Saturday, December 14, 2013

One Year Ago

This morning, after a night of decorating my Christmas tree and getting ready for a holiday celebration with friends, I found myself thinking about where I was one year ago today.  It was 2:30pm, and the end of another school day.  Another blur had passed of teaching 5 classes, rushing around the building looking for a free copy machine, and hoping to have enough time to finish my lunch. Two students stopped by after the bell rang and asked, "Did you hear what happened today, Ms. A?" At this point, I had not.  I didn't know that someone had entered an elementary school  in a town eerily similar to my own with a mission to kill.  I didn't realize that after 27 years, I hadn't seen and heard on the news the worst of the evil that exists in this world. "Why would someone do something like this?" They asked me.  I didn't have an answer for them then, and I still don't.

I knew entering this profession that there would be days were I'd experience and have to respond to the unexpected.  I knew there would be times when I'd find myself on the spot trying to explain things I couldn't explain.  But I never imagined the degree to which this might be necessary, and I instantly saw myself in the shoes of Victoria Soto, the 27 year old teacher who was killed protecting her students.  I spent the commute home that day listening to the news on the radio, sobbing in disbelief, and with the deepest sadness I had ever felt for teachers, parents, and children I had never met.  While thinking about this moment one year later, I've realized that although it was and still is one of the most sickening feelings I've ever felt, not only as a teacher but as a human being, the only way I can respond to this that will have any significance is through learning from it, and through committing to keeping positivity, problem solving, and kindness a priority in my own life and in my own classroom.

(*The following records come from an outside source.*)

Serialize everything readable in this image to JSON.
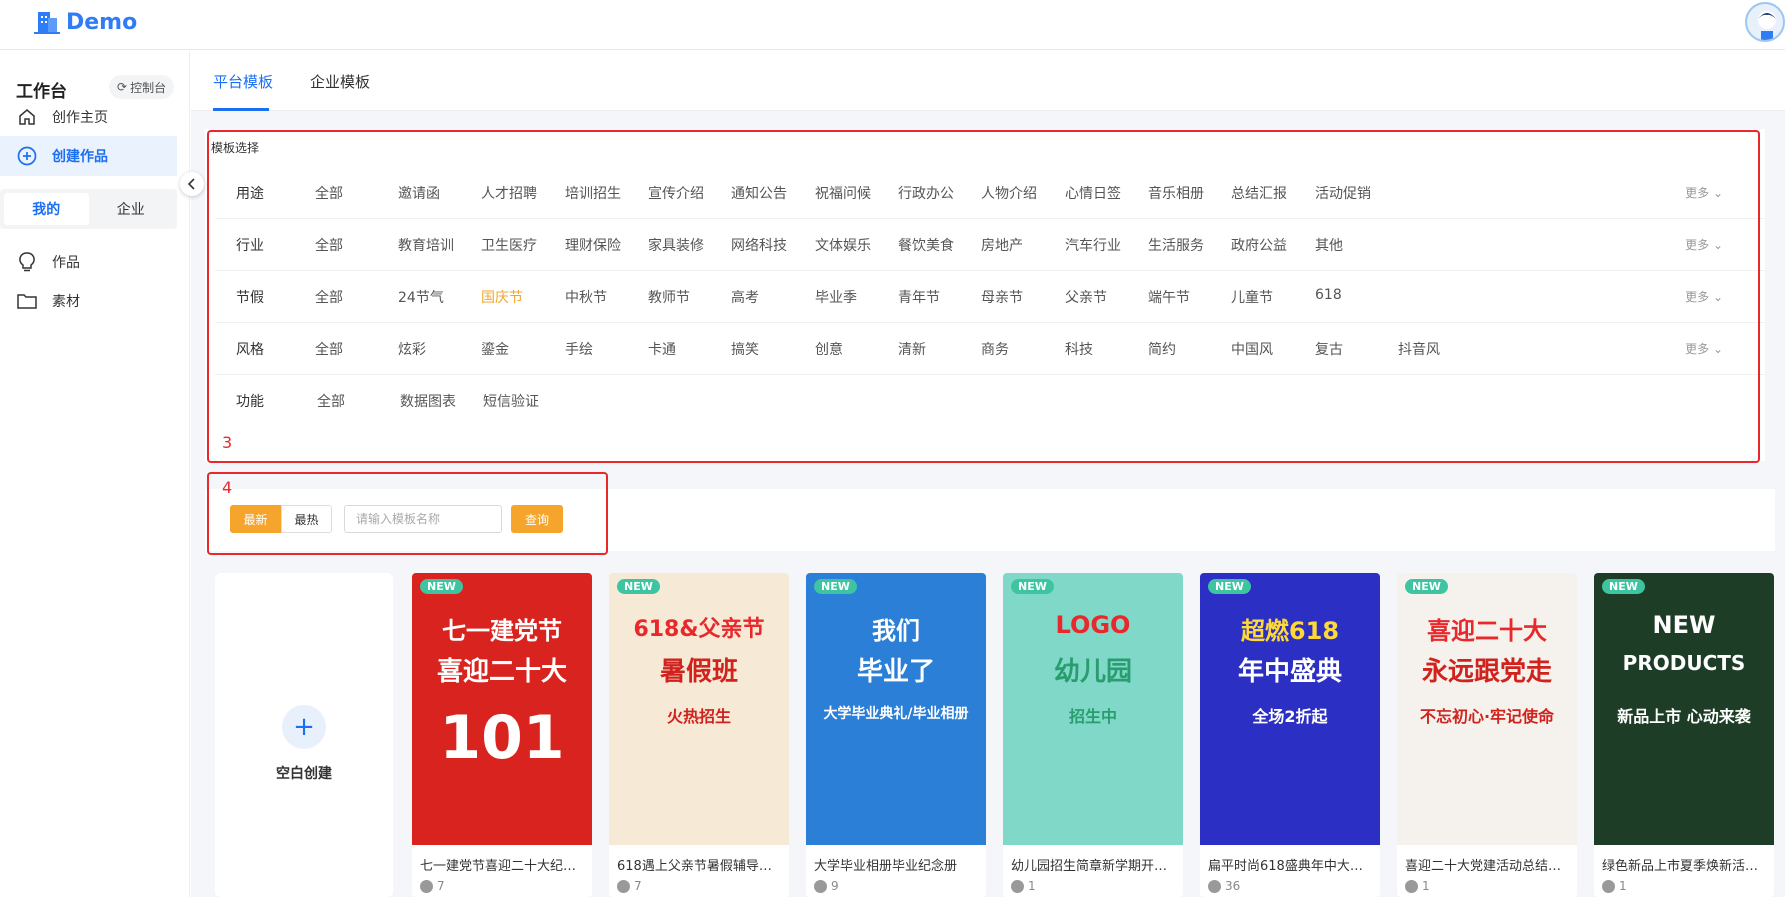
{
  "header": {
    "logo_text": "Demo"
  },
  "sidebar": {
    "workspace_title": "工作台",
    "control_btn": "控制台",
    "nav": [
      {
        "label": "创作主页",
        "icon": "home-icon"
      },
      {
        "label": "创建作品",
        "icon": "plus-circle-icon",
        "active": true
      }
    ],
    "segments": [
      "我的",
      "企业"
    ],
    "segment_active": "我的",
    "nav2": [
      {
        "label": "作品",
        "icon": "lightbulb-icon"
      },
      {
        "label": "素材",
        "icon": "folder-icon"
      }
    ]
  },
  "tabs": [
    "平台模板",
    "企业模板"
  ],
  "active_tab": "平台模板",
  "template_panel": {
    "title": "模板选择",
    "more": "更多",
    "rows": [
      {
        "label": "用途",
        "options": [
          "全部",
          "邀请函",
          "人才招聘",
          "培训招生",
          "宣传介绍",
          "通知公告",
          "祝福问候",
          "行政办公",
          "人物介绍",
          "心情日签",
          "音乐相册",
          "总结汇报",
          "活动促销"
        ]
      },
      {
        "label": "行业",
        "options": [
          "全部",
          "教育培训",
          "卫生医疗",
          "理财保险",
          "家具装修",
          "网络科技",
          "文体娱乐",
          "餐饮美食",
          "房地产",
          "汽车行业",
          "生活服务",
          "政府公益",
          "其他"
        ]
      },
      {
        "label": "节假",
        "options": [
          "全部",
          "24节气",
          "国庆节",
          "中秋节",
          "教师节",
          "高考",
          "毕业季",
          "青年节",
          "母亲节",
          "父亲节",
          "端午节",
          "儿童节",
          "618"
        ],
        "selected": "国庆节"
      },
      {
        "label": "风格",
        "options": [
          "全部",
          "炫彩",
          "鎏金",
          "手绘",
          "卡通",
          "搞笑",
          "创意",
          "清新",
          "商务",
          "科技",
          "简约",
          "中国风",
          "复古",
          "抖音风"
        ]
      },
      {
        "label": "功能",
        "options": [
          "全部",
          "数据图表",
          "短信验证"
        ]
      }
    ]
  },
  "annotations": {
    "box3": "3",
    "box4": "4"
  },
  "search": {
    "sort_new": "最新",
    "sort_hot": "最热",
    "placeholder": "请输入模板名称",
    "query_btn": "查询"
  },
  "blank_create": "空白创建",
  "badge": "NEW",
  "cards": [
    {
      "title": "七一建党节喜迎二十大纪念...",
      "count": "7",
      "poster_lines": [
        "七一建党节",
        "喜迎二十大",
        "101"
      ],
      "bg": "#d9231e"
    },
    {
      "title": "618遇上父亲节暑假辅导班课...",
      "count": "7",
      "poster_lines": [
        "618&父亲节",
        "暑假班",
        "火热招生"
      ],
      "bg": "#f6e9d6"
    },
    {
      "title": "大学毕业相册毕业纪念册",
      "count": "9",
      "poster_lines": [
        "我们",
        "毕业了",
        "大学毕业典礼/毕业相册"
      ],
      "bg": "#2b7fd6"
    },
    {
      "title": "幼儿园招生简章新学期开学...",
      "count": "1",
      "poster_lines": [
        "LOGO",
        "幼儿园",
        "招生中"
      ],
      "bg": "#7fd8c8"
    },
    {
      "title": "扁平时尚618盛典年中大促店...",
      "count": "36",
      "poster_lines": [
        "超燃618",
        "年中盛典",
        "全场2折起"
      ],
      "bg": "#2b2fc4"
    },
    {
      "title": "喜迎二十大党建活动总结回...",
      "count": "1",
      "poster_lines": [
        "喜迎二十大",
        "永远跟党走",
        "不忘初心·牢记使命"
      ],
      "bg": "#f5f1ec"
    },
    {
      "title": "绿色新品上市夏季焕新活动...",
      "count": "1",
      "poster_lines": [
        "NEW",
        "PRODUCTS",
        "新品上市 心动来袭"
      ],
      "bg": "#1e3d26"
    }
  ]
}
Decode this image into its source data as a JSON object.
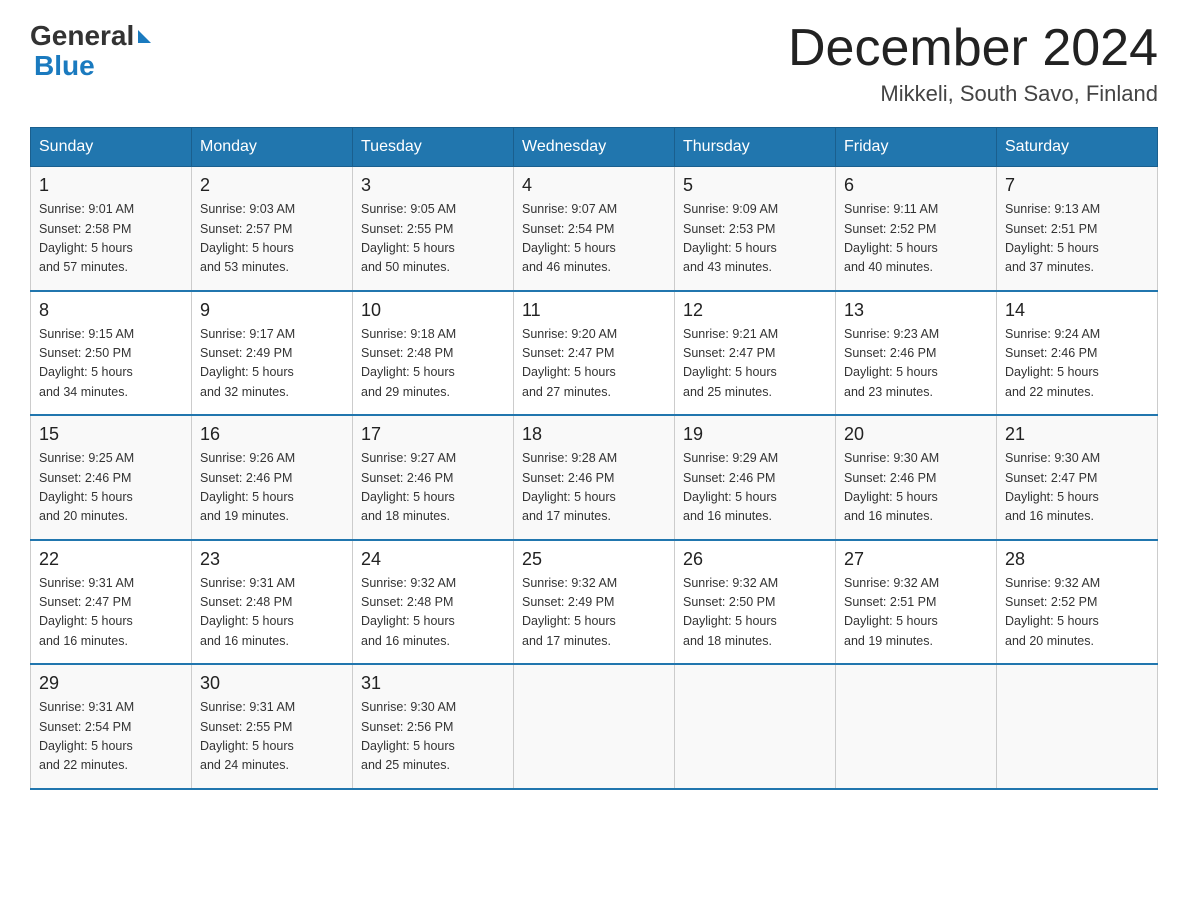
{
  "header": {
    "logo_general": "General",
    "logo_blue": "Blue",
    "month_title": "December 2024",
    "subtitle": "Mikkeli, South Savo, Finland"
  },
  "days_of_week": [
    "Sunday",
    "Monday",
    "Tuesday",
    "Wednesday",
    "Thursday",
    "Friday",
    "Saturday"
  ],
  "weeks": [
    [
      {
        "day": "1",
        "sunrise": "9:01 AM",
        "sunset": "2:58 PM",
        "daylight": "5 hours and 57 minutes."
      },
      {
        "day": "2",
        "sunrise": "9:03 AM",
        "sunset": "2:57 PM",
        "daylight": "5 hours and 53 minutes."
      },
      {
        "day": "3",
        "sunrise": "9:05 AM",
        "sunset": "2:55 PM",
        "daylight": "5 hours and 50 minutes."
      },
      {
        "day": "4",
        "sunrise": "9:07 AM",
        "sunset": "2:54 PM",
        "daylight": "5 hours and 46 minutes."
      },
      {
        "day": "5",
        "sunrise": "9:09 AM",
        "sunset": "2:53 PM",
        "daylight": "5 hours and 43 minutes."
      },
      {
        "day": "6",
        "sunrise": "9:11 AM",
        "sunset": "2:52 PM",
        "daylight": "5 hours and 40 minutes."
      },
      {
        "day": "7",
        "sunrise": "9:13 AM",
        "sunset": "2:51 PM",
        "daylight": "5 hours and 37 minutes."
      }
    ],
    [
      {
        "day": "8",
        "sunrise": "9:15 AM",
        "sunset": "2:50 PM",
        "daylight": "5 hours and 34 minutes."
      },
      {
        "day": "9",
        "sunrise": "9:17 AM",
        "sunset": "2:49 PM",
        "daylight": "5 hours and 32 minutes."
      },
      {
        "day": "10",
        "sunrise": "9:18 AM",
        "sunset": "2:48 PM",
        "daylight": "5 hours and 29 minutes."
      },
      {
        "day": "11",
        "sunrise": "9:20 AM",
        "sunset": "2:47 PM",
        "daylight": "5 hours and 27 minutes."
      },
      {
        "day": "12",
        "sunrise": "9:21 AM",
        "sunset": "2:47 PM",
        "daylight": "5 hours and 25 minutes."
      },
      {
        "day": "13",
        "sunrise": "9:23 AM",
        "sunset": "2:46 PM",
        "daylight": "5 hours and 23 minutes."
      },
      {
        "day": "14",
        "sunrise": "9:24 AM",
        "sunset": "2:46 PM",
        "daylight": "5 hours and 22 minutes."
      }
    ],
    [
      {
        "day": "15",
        "sunrise": "9:25 AM",
        "sunset": "2:46 PM",
        "daylight": "5 hours and 20 minutes."
      },
      {
        "day": "16",
        "sunrise": "9:26 AM",
        "sunset": "2:46 PM",
        "daylight": "5 hours and 19 minutes."
      },
      {
        "day": "17",
        "sunrise": "9:27 AM",
        "sunset": "2:46 PM",
        "daylight": "5 hours and 18 minutes."
      },
      {
        "day": "18",
        "sunrise": "9:28 AM",
        "sunset": "2:46 PM",
        "daylight": "5 hours and 17 minutes."
      },
      {
        "day": "19",
        "sunrise": "9:29 AM",
        "sunset": "2:46 PM",
        "daylight": "5 hours and 16 minutes."
      },
      {
        "day": "20",
        "sunrise": "9:30 AM",
        "sunset": "2:46 PM",
        "daylight": "5 hours and 16 minutes."
      },
      {
        "day": "21",
        "sunrise": "9:30 AM",
        "sunset": "2:47 PM",
        "daylight": "5 hours and 16 minutes."
      }
    ],
    [
      {
        "day": "22",
        "sunrise": "9:31 AM",
        "sunset": "2:47 PM",
        "daylight": "5 hours and 16 minutes."
      },
      {
        "day": "23",
        "sunrise": "9:31 AM",
        "sunset": "2:48 PM",
        "daylight": "5 hours and 16 minutes."
      },
      {
        "day": "24",
        "sunrise": "9:32 AM",
        "sunset": "2:48 PM",
        "daylight": "5 hours and 16 minutes."
      },
      {
        "day": "25",
        "sunrise": "9:32 AM",
        "sunset": "2:49 PM",
        "daylight": "5 hours and 17 minutes."
      },
      {
        "day": "26",
        "sunrise": "9:32 AM",
        "sunset": "2:50 PM",
        "daylight": "5 hours and 18 minutes."
      },
      {
        "day": "27",
        "sunrise": "9:32 AM",
        "sunset": "2:51 PM",
        "daylight": "5 hours and 19 minutes."
      },
      {
        "day": "28",
        "sunrise": "9:32 AM",
        "sunset": "2:52 PM",
        "daylight": "5 hours and 20 minutes."
      }
    ],
    [
      {
        "day": "29",
        "sunrise": "9:31 AM",
        "sunset": "2:54 PM",
        "daylight": "5 hours and 22 minutes."
      },
      {
        "day": "30",
        "sunrise": "9:31 AM",
        "sunset": "2:55 PM",
        "daylight": "5 hours and 24 minutes."
      },
      {
        "day": "31",
        "sunrise": "9:30 AM",
        "sunset": "2:56 PM",
        "daylight": "5 hours and 25 minutes."
      },
      null,
      null,
      null,
      null
    ]
  ],
  "labels": {
    "sunrise_prefix": "Sunrise: ",
    "sunset_prefix": "Sunset: ",
    "daylight_prefix": "Daylight: "
  }
}
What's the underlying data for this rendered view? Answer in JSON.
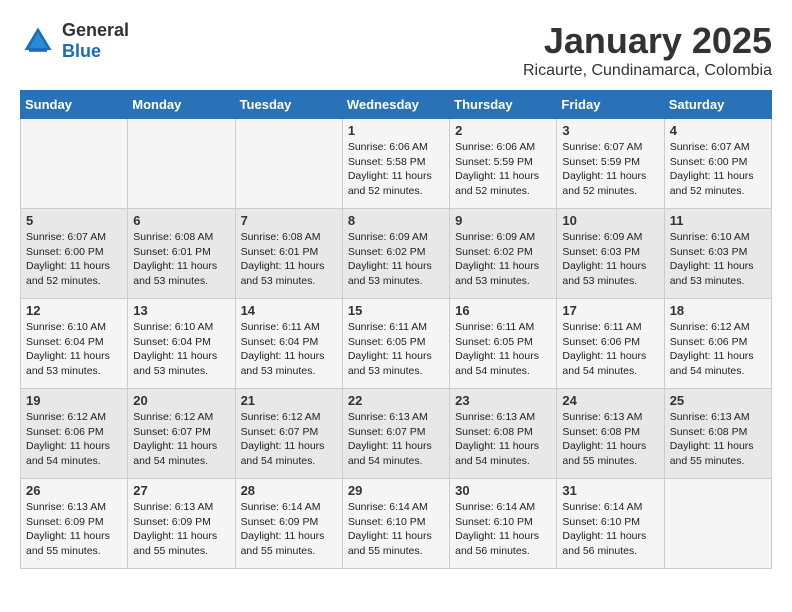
{
  "header": {
    "logo_general": "General",
    "logo_blue": "Blue",
    "month": "January 2025",
    "location": "Ricaurte, Cundinamarca, Colombia"
  },
  "weekdays": [
    "Sunday",
    "Monday",
    "Tuesday",
    "Wednesday",
    "Thursday",
    "Friday",
    "Saturday"
  ],
  "weeks": [
    [
      {
        "day": "",
        "detail": ""
      },
      {
        "day": "",
        "detail": ""
      },
      {
        "day": "",
        "detail": ""
      },
      {
        "day": "1",
        "detail": "Sunrise: 6:06 AM\nSunset: 5:58 PM\nDaylight: 11 hours\nand 52 minutes."
      },
      {
        "day": "2",
        "detail": "Sunrise: 6:06 AM\nSunset: 5:59 PM\nDaylight: 11 hours\nand 52 minutes."
      },
      {
        "day": "3",
        "detail": "Sunrise: 6:07 AM\nSunset: 5:59 PM\nDaylight: 11 hours\nand 52 minutes."
      },
      {
        "day": "4",
        "detail": "Sunrise: 6:07 AM\nSunset: 6:00 PM\nDaylight: 11 hours\nand 52 minutes."
      }
    ],
    [
      {
        "day": "5",
        "detail": "Sunrise: 6:07 AM\nSunset: 6:00 PM\nDaylight: 11 hours\nand 52 minutes."
      },
      {
        "day": "6",
        "detail": "Sunrise: 6:08 AM\nSunset: 6:01 PM\nDaylight: 11 hours\nand 53 minutes."
      },
      {
        "day": "7",
        "detail": "Sunrise: 6:08 AM\nSunset: 6:01 PM\nDaylight: 11 hours\nand 53 minutes."
      },
      {
        "day": "8",
        "detail": "Sunrise: 6:09 AM\nSunset: 6:02 PM\nDaylight: 11 hours\nand 53 minutes."
      },
      {
        "day": "9",
        "detail": "Sunrise: 6:09 AM\nSunset: 6:02 PM\nDaylight: 11 hours\nand 53 minutes."
      },
      {
        "day": "10",
        "detail": "Sunrise: 6:09 AM\nSunset: 6:03 PM\nDaylight: 11 hours\nand 53 minutes."
      },
      {
        "day": "11",
        "detail": "Sunrise: 6:10 AM\nSunset: 6:03 PM\nDaylight: 11 hours\nand 53 minutes."
      }
    ],
    [
      {
        "day": "12",
        "detail": "Sunrise: 6:10 AM\nSunset: 6:04 PM\nDaylight: 11 hours\nand 53 minutes."
      },
      {
        "day": "13",
        "detail": "Sunrise: 6:10 AM\nSunset: 6:04 PM\nDaylight: 11 hours\nand 53 minutes."
      },
      {
        "day": "14",
        "detail": "Sunrise: 6:11 AM\nSunset: 6:04 PM\nDaylight: 11 hours\nand 53 minutes."
      },
      {
        "day": "15",
        "detail": "Sunrise: 6:11 AM\nSunset: 6:05 PM\nDaylight: 11 hours\nand 53 minutes."
      },
      {
        "day": "16",
        "detail": "Sunrise: 6:11 AM\nSunset: 6:05 PM\nDaylight: 11 hours\nand 54 minutes."
      },
      {
        "day": "17",
        "detail": "Sunrise: 6:11 AM\nSunset: 6:06 PM\nDaylight: 11 hours\nand 54 minutes."
      },
      {
        "day": "18",
        "detail": "Sunrise: 6:12 AM\nSunset: 6:06 PM\nDaylight: 11 hours\nand 54 minutes."
      }
    ],
    [
      {
        "day": "19",
        "detail": "Sunrise: 6:12 AM\nSunset: 6:06 PM\nDaylight: 11 hours\nand 54 minutes."
      },
      {
        "day": "20",
        "detail": "Sunrise: 6:12 AM\nSunset: 6:07 PM\nDaylight: 11 hours\nand 54 minutes."
      },
      {
        "day": "21",
        "detail": "Sunrise: 6:12 AM\nSunset: 6:07 PM\nDaylight: 11 hours\nand 54 minutes."
      },
      {
        "day": "22",
        "detail": "Sunrise: 6:13 AM\nSunset: 6:07 PM\nDaylight: 11 hours\nand 54 minutes."
      },
      {
        "day": "23",
        "detail": "Sunrise: 6:13 AM\nSunset: 6:08 PM\nDaylight: 11 hours\nand 54 minutes."
      },
      {
        "day": "24",
        "detail": "Sunrise: 6:13 AM\nSunset: 6:08 PM\nDaylight: 11 hours\nand 55 minutes."
      },
      {
        "day": "25",
        "detail": "Sunrise: 6:13 AM\nSunset: 6:08 PM\nDaylight: 11 hours\nand 55 minutes."
      }
    ],
    [
      {
        "day": "26",
        "detail": "Sunrise: 6:13 AM\nSunset: 6:09 PM\nDaylight: 11 hours\nand 55 minutes."
      },
      {
        "day": "27",
        "detail": "Sunrise: 6:13 AM\nSunset: 6:09 PM\nDaylight: 11 hours\nand 55 minutes."
      },
      {
        "day": "28",
        "detail": "Sunrise: 6:14 AM\nSunset: 6:09 PM\nDaylight: 11 hours\nand 55 minutes."
      },
      {
        "day": "29",
        "detail": "Sunrise: 6:14 AM\nSunset: 6:10 PM\nDaylight: 11 hours\nand 55 minutes."
      },
      {
        "day": "30",
        "detail": "Sunrise: 6:14 AM\nSunset: 6:10 PM\nDaylight: 11 hours\nand 56 minutes."
      },
      {
        "day": "31",
        "detail": "Sunrise: 6:14 AM\nSunset: 6:10 PM\nDaylight: 11 hours\nand 56 minutes."
      },
      {
        "day": "",
        "detail": ""
      }
    ]
  ]
}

As teachers, it's so easy to get caught up in our daily routines.  We wake up in the morning, drink our coffee on the way to work, and before we even have a chance to speak our first words of the day, there are children at our doors waiting to ask us questions about last night's homework, or emails in our inboxes from parents expressing concern over a recent quiz grade.  It's so easy to turn to negativity and blaming when we are struggling with our students or with our workload, and it's so easy to get into a cycle of complaining when things just aren't going our way, or when people just don't understand what we deal with.  It's easy, but when the dust settles, it's exhausting, and it eliminates the opportunities we have to truly make a difference in the lives of our students.  On December 14th, 2012, I never realized more clearly that the more time we spend focusing on problems and not solutions, the more we are ignoring students that truly need our help, and the more we are slowly squeaking open the doors of opportunity for another something tragic to happen in our schools.

It may seem like a huge monster to tackle, eliminating the possibility of violence in our schools, but it's not impossible.  According to the US census, there are 7.2 million teachers in the United States, 3 million of which are teaching at the elementary or middle school level ( There are THREE MILLION of us who teach at this crucial time in a child's development, and who have the opportunity to impact what kind of human being each child will be.  Every moment we spend complaining about how frustrated we are with that child in our classroom who is defiant or disrespectful is a moment wasted in trying to understand that child's behavior and searching for a solution.   I'll be the first to say that it's much more difficult to relentlessly search for successful interventions than it is to harp on the disbelief that these behaviors are still occurring in my classroom, or to blame lack of success on lack of support in our classrooms.  It's more difficult to run a classroom that focuses on educating the whole child than it is to run a classroom that focuses on academics only.  I can't lie and say that I don't find myself sometimes falling back into that pattern. It's certainly more difficult, but now more than ever, it's more important. We have so little time in our days as teachers to truly and collaboratively problem solve and support one another, how can we justify a minute wasted? Students spend a majority of their waking hours in our classrooms.  How can we justify only teaching them how to individually read, write, and multiply instead of teaching them to work as a team and look out for one another? If there are three million of us who are willing to take the more difficult path, or at least look in that direction, there is no way we can fail.

Although I am still devastated to think about what happened in Newtown, Connecticut one year ago today, and I am still brought to tears when I try to understand how the young man who did this never got the help he really needed, I know that as a teacher, I can play a small role in possibly preventing this from continuing to happen.  For the 107 students I will have over the next two years, I can make it a priority to dedicate myself to not only making sure my students are meeting the standards of the Common Core,  but also to making sure my students are kind, grateful, helpful, and empathetic human beings.